2008 Issue 10
Allan Hildesheim, Ph.D.
Division of Cancer Epidemiology and Genetics
National Cancer Institute
With licensure of the first prophylactic human papillomavirus (HPV) vaccines, a new era in cervical cancer prevention has begun. The new vaccines add to the existing arsenal of prevention tools that can be used in efforts to reduce the cervical cancer burden worldwide.
However, fulfilling its potential to significantly impact cervical cancer rates — especially in the developing world, where the need is greatest — will depend on the rational use of resources now available to us.
In addition to the virus-like particle-based HPV vaccines, which were designed to prevent HPV infections before they occur, other prevention tools include cytology-based screening programs (conventional Pap smear and more recently developed liquid-based cytology screening), HPV DNA diagnostic tests (used as an adjunct to cytology screening or as a primary screen), and visual screening methods (mainly in areas where alternative methods are not feasible) (1-4).

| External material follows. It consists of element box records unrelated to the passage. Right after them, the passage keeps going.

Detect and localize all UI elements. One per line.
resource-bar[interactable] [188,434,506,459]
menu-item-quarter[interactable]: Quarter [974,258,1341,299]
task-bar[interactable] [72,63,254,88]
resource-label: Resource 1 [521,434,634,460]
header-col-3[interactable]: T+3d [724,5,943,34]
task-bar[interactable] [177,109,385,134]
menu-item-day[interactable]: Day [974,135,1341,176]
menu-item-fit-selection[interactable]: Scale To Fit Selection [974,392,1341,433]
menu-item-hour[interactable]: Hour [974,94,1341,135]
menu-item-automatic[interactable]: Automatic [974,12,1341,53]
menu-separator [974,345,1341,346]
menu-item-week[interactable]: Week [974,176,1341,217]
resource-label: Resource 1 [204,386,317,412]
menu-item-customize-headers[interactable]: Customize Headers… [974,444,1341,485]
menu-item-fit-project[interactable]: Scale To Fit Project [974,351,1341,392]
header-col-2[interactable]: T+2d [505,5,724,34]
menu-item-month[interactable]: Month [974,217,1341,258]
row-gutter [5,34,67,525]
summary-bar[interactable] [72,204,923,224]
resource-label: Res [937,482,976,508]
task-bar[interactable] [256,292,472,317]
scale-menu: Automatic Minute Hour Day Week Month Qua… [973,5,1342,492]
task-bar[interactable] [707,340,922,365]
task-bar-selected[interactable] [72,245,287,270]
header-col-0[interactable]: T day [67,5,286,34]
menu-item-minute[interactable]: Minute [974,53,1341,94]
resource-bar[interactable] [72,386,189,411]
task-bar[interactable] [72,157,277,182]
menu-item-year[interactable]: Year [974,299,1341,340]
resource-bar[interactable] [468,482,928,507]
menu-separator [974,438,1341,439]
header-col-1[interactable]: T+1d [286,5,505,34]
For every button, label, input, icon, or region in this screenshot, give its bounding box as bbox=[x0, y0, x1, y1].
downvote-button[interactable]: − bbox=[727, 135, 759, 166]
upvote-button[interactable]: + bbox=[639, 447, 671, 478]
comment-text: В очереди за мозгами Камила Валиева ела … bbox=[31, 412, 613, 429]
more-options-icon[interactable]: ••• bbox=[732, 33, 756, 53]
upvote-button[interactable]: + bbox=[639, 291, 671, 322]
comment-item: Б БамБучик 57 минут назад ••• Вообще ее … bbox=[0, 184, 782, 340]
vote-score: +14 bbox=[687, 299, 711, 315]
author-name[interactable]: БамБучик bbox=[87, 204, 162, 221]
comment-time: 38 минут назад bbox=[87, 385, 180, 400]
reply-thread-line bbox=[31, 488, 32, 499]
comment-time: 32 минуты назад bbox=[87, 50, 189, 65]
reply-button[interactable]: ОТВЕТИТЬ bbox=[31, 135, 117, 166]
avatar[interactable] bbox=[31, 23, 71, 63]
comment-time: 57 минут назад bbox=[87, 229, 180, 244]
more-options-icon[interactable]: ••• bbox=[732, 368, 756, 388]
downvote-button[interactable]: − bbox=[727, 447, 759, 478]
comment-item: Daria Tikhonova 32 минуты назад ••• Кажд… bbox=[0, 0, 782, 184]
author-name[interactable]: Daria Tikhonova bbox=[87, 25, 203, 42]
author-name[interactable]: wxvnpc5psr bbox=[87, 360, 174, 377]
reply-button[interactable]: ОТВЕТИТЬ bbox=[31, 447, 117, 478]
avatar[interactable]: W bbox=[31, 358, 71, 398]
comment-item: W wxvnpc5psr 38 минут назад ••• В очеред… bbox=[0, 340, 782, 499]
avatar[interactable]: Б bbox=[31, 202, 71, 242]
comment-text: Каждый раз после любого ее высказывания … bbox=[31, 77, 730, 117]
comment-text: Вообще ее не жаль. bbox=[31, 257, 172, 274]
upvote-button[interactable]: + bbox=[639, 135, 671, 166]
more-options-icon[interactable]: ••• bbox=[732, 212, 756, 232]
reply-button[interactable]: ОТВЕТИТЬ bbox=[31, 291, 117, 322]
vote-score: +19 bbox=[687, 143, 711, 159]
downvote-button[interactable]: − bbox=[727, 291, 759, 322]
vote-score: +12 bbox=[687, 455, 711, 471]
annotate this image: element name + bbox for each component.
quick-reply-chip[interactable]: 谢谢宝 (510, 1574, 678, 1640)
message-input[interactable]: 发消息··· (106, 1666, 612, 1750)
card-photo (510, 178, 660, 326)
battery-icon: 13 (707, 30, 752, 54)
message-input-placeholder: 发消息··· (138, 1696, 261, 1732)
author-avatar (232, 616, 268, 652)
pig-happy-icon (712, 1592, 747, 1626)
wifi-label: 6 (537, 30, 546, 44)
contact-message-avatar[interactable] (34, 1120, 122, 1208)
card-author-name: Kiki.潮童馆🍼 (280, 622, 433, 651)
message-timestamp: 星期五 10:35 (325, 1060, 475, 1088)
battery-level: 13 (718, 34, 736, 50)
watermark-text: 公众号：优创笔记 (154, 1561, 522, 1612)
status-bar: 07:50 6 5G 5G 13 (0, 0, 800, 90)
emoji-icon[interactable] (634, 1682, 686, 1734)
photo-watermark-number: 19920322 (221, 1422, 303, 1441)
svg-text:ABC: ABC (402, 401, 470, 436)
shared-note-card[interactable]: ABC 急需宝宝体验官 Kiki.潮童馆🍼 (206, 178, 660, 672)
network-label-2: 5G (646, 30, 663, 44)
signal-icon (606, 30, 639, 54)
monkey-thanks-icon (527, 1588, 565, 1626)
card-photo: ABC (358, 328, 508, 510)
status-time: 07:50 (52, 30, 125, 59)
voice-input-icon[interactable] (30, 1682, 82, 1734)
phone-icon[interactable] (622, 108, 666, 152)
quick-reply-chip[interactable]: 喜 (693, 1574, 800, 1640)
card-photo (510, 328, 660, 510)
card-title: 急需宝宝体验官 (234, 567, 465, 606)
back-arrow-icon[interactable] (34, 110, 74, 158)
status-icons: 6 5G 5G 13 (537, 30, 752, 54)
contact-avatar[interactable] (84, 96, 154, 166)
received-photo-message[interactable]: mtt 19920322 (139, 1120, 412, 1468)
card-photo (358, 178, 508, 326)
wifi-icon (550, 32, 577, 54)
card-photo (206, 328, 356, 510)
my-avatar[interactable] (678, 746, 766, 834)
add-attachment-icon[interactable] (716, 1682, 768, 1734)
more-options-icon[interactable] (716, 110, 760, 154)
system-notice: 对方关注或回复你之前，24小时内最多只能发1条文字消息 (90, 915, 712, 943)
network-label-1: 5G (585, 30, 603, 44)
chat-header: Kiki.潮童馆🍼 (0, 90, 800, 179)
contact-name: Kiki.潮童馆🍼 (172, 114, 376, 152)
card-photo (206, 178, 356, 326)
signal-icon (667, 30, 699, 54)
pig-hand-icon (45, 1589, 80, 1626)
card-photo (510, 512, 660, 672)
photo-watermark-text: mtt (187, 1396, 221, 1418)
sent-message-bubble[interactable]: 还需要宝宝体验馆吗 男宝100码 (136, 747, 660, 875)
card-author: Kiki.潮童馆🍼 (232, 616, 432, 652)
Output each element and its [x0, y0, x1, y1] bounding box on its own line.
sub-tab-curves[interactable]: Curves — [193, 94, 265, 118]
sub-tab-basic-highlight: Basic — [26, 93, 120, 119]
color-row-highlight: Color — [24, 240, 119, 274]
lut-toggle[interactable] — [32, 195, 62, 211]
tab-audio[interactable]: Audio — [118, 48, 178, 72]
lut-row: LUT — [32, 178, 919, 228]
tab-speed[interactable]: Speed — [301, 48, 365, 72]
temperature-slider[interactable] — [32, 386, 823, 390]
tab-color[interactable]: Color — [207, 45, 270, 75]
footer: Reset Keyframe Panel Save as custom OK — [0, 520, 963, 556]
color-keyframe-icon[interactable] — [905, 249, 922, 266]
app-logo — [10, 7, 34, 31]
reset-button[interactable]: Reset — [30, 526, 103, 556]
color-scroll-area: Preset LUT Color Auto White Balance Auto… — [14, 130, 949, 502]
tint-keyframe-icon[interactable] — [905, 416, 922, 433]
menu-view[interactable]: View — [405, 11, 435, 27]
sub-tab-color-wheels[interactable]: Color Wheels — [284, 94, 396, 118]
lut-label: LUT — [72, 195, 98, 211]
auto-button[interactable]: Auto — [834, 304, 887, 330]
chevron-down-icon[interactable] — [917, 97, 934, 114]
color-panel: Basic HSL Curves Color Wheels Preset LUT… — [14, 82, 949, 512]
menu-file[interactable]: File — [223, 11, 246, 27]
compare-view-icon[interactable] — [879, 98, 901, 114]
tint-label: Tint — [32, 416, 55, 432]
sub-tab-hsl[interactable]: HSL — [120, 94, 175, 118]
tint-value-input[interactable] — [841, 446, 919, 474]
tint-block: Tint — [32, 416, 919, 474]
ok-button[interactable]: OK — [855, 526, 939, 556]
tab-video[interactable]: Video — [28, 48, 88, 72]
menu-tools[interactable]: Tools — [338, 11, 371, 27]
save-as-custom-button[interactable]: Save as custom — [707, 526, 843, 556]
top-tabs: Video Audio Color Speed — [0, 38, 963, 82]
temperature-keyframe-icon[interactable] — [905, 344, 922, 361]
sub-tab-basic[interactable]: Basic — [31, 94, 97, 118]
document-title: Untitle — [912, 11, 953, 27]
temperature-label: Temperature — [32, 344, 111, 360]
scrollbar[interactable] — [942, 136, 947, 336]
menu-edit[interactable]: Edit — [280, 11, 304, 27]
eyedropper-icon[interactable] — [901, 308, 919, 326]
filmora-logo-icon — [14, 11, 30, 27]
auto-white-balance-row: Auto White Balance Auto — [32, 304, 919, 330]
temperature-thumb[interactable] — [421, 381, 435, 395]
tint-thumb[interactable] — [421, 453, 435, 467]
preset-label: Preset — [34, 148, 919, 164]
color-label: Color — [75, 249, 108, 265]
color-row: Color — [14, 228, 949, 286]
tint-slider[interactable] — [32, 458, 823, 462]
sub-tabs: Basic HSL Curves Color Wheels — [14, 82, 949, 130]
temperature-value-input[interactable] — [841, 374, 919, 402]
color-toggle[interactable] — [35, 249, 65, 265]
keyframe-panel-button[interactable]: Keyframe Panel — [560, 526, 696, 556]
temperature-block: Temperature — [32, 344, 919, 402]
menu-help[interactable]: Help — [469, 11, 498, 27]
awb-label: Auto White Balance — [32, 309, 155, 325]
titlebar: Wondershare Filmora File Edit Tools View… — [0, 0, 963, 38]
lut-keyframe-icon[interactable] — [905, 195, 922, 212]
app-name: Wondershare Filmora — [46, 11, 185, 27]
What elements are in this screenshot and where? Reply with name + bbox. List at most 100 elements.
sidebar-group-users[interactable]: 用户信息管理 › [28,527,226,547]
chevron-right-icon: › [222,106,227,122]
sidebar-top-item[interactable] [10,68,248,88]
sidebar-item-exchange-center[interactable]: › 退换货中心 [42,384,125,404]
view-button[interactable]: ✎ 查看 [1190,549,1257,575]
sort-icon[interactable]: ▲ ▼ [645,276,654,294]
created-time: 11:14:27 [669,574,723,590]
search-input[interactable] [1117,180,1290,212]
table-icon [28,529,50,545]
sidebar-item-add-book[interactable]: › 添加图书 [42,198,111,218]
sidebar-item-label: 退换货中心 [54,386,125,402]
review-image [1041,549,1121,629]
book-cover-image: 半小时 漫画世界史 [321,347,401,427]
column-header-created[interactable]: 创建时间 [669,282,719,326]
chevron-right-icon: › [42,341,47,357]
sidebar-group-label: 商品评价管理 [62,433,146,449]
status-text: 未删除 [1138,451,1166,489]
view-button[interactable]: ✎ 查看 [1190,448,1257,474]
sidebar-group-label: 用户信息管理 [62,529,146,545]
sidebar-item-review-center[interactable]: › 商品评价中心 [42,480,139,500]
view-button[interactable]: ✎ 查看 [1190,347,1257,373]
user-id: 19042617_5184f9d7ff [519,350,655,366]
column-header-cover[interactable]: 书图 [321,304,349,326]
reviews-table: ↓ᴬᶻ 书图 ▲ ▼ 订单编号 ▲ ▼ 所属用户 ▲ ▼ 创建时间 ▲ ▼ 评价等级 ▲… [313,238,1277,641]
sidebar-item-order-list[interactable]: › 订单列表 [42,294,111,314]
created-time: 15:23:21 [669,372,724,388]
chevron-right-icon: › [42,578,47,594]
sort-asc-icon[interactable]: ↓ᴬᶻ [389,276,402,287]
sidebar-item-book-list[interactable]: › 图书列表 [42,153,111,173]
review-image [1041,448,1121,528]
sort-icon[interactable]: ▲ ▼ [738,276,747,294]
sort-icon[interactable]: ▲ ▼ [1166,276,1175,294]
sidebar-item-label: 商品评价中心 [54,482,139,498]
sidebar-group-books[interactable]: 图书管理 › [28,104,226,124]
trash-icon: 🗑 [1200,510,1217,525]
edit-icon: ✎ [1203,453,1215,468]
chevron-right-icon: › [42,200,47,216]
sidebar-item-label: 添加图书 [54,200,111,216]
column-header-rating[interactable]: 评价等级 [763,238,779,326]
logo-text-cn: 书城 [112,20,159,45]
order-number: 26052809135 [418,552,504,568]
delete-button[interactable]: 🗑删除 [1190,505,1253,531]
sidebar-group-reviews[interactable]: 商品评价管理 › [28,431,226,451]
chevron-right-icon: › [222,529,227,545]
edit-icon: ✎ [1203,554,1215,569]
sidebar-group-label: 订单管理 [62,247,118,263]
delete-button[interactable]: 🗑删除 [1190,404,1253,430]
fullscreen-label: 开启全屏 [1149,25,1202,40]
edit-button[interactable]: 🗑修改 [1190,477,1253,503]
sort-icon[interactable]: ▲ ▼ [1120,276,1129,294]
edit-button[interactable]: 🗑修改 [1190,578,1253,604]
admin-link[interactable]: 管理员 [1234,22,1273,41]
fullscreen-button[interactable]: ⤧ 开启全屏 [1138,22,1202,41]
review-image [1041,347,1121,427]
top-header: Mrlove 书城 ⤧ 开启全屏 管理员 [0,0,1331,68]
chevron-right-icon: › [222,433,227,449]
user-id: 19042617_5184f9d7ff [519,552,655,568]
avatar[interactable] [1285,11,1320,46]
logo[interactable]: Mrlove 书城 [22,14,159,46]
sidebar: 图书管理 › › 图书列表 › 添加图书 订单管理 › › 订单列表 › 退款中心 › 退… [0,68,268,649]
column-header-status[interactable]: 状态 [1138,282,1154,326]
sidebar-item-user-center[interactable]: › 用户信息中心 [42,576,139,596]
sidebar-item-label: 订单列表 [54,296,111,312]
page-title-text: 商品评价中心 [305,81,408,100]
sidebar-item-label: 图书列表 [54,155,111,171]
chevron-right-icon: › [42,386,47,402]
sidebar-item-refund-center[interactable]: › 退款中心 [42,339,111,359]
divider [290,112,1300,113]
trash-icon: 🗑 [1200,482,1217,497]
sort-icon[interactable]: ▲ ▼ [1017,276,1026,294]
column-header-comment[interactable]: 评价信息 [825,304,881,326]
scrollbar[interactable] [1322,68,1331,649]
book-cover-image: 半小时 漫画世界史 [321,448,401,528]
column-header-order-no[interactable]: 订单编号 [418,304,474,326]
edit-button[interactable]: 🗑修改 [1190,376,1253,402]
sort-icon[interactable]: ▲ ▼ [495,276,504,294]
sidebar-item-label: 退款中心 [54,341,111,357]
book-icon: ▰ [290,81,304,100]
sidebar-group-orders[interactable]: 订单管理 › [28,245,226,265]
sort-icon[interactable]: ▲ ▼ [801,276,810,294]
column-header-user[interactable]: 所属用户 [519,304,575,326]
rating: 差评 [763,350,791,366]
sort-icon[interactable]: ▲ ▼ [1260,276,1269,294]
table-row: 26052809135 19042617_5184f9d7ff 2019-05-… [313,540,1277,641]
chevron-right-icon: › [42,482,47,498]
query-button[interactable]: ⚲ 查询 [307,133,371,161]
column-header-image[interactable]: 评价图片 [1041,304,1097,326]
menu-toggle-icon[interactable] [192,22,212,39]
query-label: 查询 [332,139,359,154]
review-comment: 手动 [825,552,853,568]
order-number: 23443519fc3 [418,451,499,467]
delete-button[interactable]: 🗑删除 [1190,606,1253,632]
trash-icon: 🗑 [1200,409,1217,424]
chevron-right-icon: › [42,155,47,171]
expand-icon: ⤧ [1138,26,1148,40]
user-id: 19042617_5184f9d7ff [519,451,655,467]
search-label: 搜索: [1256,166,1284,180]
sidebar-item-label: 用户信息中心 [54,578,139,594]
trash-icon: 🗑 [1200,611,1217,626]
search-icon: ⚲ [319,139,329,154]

In countries where effective screening programs are in place, including the United States and parts of Europe, screening programs have led to important declines in the rate of cervical cancer incidence and mortality (5,6). In these countries, screening remains an essential method for the prevention of cervical cancer. Screening in these countries will remain important even after the introduction of HPV vaccination because, unlike the prophylactic HPV vaccines that target two carcinogenic HPV types (HPV types 16/18), screening programs are designed to detect all precancerous cervical lesions regardless of the HPV type involved, and therefore have broader coverage than vaccination programs could hope to achieve. Within high resource countries with established screening programs, one notable area where vaccination might contribute to further reductions in cervical cancer rates is through concerted efforts to vaccinate underserved populations who have historically failed to benefit from existing cervical cancer screening programs (7).